Scheduling jobs in a web farm Or Clustered services
August 29, 2006
I had asked a question here about this topic. The answer I got really surprised me. I was told to consider Grid computing. Anyway, my thoughts on the topic are below.
Even though we are writing 3-tier applications, which are clustered and load balanced using hardware load balancers, we are often left wondering what to do about scheduled jobs and what to do about Long running jobs – which cannot be web pages.
The options that we face are:
1) Make them SQL Server Jobs. Typically databases are clustered, even if not, they must be available for the application to work. So it is better to tie the failure dependency to the database. The challenge that we face here is that it is really not advisable to have custom DLLs running on potentially shared database machine.
2) Make them EXEs and trigger by windows scheduler. The problem here is that windows scheduler is not cluster aware . If this needs to be done, we either need to live with manual failover of the jobs, or we need to schedule the job on multiple machines and implement some kind of locking possibly using database – to ensure that only one job runs at a time.
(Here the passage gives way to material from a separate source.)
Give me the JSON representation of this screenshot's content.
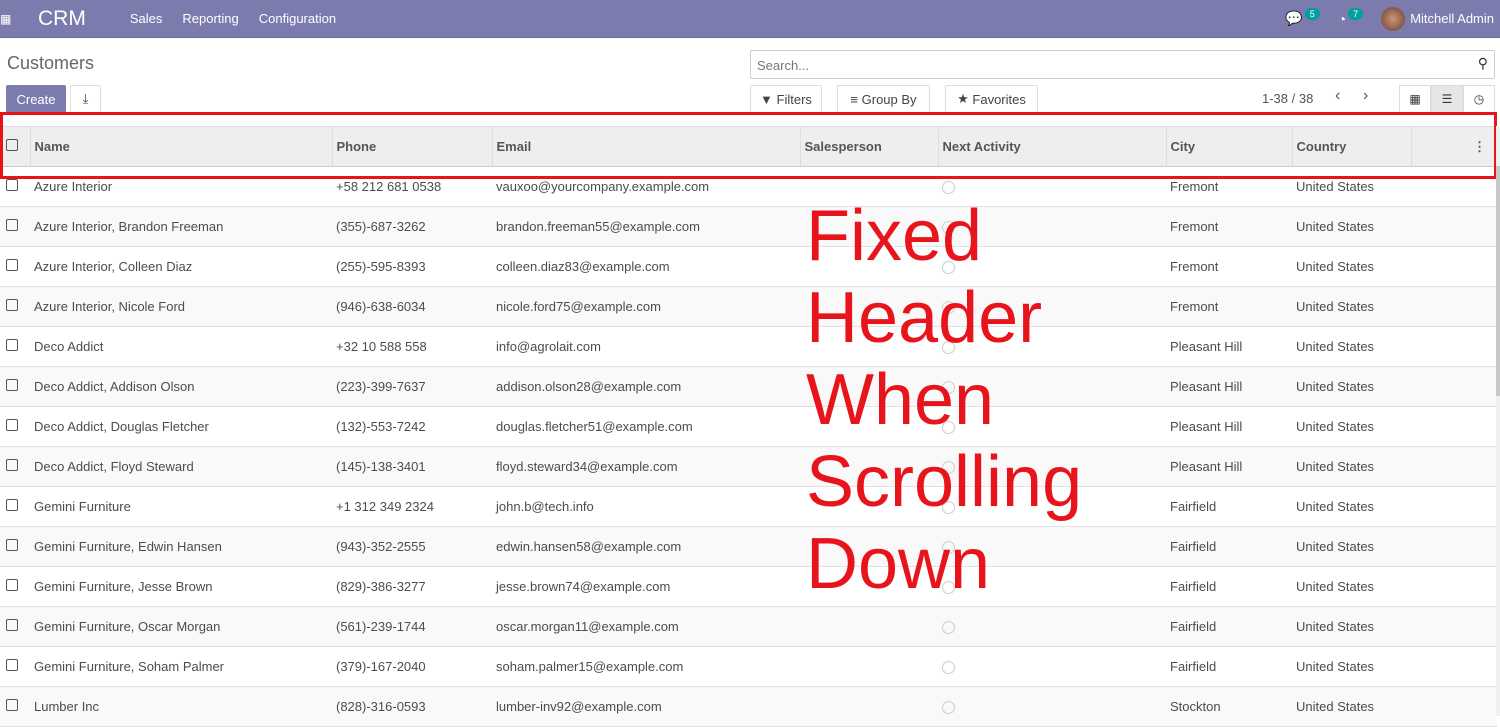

3) Look at a clustered scheduler – including windows cluster APIs in case you have an OS level clustering at the web/app server level. In my experience, it is rate to have a cluster at this level, but if there is one, you must be ready to exploit it. All OS clusters, including veritas, provide cluster services programming. You usually have two options : you can either make the job/service a part of the machine healthcheck. so if your job fails, the cluster fails over. Secondly, you can make the job run only on the primary node of the cluster. Possibly its the second option we are looking for. There are third party clustered schedulers available, mostly commercial.
4) Windows services: here again, we can take advantage of OS cluster services to make the service rum on primary node of the cluster only. Alternatively, we can code a lock at database level to make only one service active.
5) Grid computing APIs : Grid computing tools, acting as glorified schedulers, can ensure that the job runs once, successfully and only once.